By Staff | Mar 20, 2019
PHOTO PROVIDED Sue Spohr, daughter of Ann Arnoff, cuts the ribbon to dedicate the room.
PHOTO PROVIDED The sign above the newly dedicated Virginia Opossum Room.
PHOTO PROVIDED Ann Arnoff’s daughter and granddaughter, Sue and Rachel Spohr, with one of the new incubators.
PHOTO PROVIDED Friends and family of Ann Arnoff view the newly dedicated Virginia Opossum Room.
PHOTO PROVIDED A painting of Ann Arnoff with Stanley, a Virginia opossum and former CROW Animal Ambassador.

Family and friends of Ann Arnoff gathered at the Clinic for the Rehabilitation of Wildlife on March 12 for a ribbon-cutting ceremony for the Ann Arnoff Virginia Opossum Room in the wildlife hospital.

As a volunteer and CROW supporter for nearly 30 years, Arnoff served as president of the board of directors and chair of Taste of the Islands.

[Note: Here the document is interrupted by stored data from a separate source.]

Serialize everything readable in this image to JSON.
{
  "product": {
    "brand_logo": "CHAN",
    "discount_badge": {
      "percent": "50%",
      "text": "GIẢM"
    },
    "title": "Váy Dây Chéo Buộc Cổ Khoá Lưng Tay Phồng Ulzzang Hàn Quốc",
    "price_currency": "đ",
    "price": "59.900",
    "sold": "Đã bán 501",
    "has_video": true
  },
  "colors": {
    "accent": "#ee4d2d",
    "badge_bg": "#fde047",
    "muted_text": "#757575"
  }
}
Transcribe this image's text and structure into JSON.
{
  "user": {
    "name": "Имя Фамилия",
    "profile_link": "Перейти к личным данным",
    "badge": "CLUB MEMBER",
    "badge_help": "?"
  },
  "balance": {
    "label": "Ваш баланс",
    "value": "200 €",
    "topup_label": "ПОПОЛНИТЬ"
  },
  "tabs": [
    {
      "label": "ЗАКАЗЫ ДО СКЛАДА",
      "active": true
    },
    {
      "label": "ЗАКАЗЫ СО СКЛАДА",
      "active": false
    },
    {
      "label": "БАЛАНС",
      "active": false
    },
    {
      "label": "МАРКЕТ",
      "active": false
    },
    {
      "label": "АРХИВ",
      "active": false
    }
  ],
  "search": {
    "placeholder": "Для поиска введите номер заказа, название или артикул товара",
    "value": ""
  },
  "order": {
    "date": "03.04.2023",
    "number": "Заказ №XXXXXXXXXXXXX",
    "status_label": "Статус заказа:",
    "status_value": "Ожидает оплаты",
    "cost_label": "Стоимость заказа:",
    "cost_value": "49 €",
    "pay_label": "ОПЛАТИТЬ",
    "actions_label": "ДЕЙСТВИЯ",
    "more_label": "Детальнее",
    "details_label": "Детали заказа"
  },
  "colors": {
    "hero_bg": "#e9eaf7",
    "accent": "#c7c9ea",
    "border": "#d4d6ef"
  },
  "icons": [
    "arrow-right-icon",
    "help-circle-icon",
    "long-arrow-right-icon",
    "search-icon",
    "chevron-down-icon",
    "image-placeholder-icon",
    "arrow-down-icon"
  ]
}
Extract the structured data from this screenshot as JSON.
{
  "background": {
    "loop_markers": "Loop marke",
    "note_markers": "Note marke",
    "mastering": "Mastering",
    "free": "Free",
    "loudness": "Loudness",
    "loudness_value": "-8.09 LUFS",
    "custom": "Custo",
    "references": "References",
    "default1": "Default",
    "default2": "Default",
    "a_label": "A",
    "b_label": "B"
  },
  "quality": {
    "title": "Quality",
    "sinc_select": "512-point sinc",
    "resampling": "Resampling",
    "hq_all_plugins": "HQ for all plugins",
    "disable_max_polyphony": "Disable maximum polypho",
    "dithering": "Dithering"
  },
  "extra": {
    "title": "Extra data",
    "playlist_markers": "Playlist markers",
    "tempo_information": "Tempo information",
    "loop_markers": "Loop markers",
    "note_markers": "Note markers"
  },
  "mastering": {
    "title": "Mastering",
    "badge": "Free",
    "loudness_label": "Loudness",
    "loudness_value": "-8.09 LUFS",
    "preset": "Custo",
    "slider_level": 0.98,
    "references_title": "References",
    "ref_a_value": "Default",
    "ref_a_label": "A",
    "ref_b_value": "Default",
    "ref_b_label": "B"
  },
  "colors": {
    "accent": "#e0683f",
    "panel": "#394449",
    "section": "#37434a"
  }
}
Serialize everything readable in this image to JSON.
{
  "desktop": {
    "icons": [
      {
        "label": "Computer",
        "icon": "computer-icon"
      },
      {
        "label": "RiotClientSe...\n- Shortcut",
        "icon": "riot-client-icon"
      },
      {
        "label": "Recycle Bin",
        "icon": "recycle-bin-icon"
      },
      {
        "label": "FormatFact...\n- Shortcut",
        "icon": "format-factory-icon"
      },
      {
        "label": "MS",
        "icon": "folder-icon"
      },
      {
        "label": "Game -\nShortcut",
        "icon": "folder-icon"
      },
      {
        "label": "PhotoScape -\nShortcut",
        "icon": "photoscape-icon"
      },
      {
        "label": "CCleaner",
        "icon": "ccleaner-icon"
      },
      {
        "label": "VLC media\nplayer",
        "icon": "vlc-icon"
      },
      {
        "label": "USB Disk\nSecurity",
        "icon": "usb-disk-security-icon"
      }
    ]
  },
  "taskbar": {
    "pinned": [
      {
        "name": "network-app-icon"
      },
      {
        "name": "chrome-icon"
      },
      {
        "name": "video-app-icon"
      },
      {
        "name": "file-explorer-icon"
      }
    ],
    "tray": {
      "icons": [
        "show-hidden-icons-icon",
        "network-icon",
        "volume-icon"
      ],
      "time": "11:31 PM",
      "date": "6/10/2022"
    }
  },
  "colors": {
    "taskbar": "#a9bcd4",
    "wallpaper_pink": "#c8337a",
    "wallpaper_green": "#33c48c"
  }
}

She loved teaching CROW visitors, especially children, about wildlife rehabilitation during presentations filled with stories of her experiences. She loved all wildlife, but Virginia opossums held a special place in her heart.

“Having an opossum room, equipped with incubators to improve their survival rates, is the quintessential way to honor her memory,” Arnoff’s daughter, Sue Spohr, said before cutting the ribbon at the doorway to the room.

On average, CROW admits over 400 Virginia opossums each year, many of which are orphaned when their mother is struck and killed on the roadway. The Ann Arnoff Virginia Opossum Room is home to the orphaned joeys – the term used for a baby opossum – as they are raised at CROW until they are old enough to be released back to the wild.

The room is equipped with three recently purchased, state-of-the-art incubators that allow detailed temperature and humidity control to mimic the conditions inside a mother opossum’s pouch. Funding for the incubators was provided by the Spohr Charitable Trust in memory of Arnoff. Additionally, there are 12 stainless steel enclosures, including ones with a removable divider to create a larger enclosure to house mother opossums admitted with their joeys.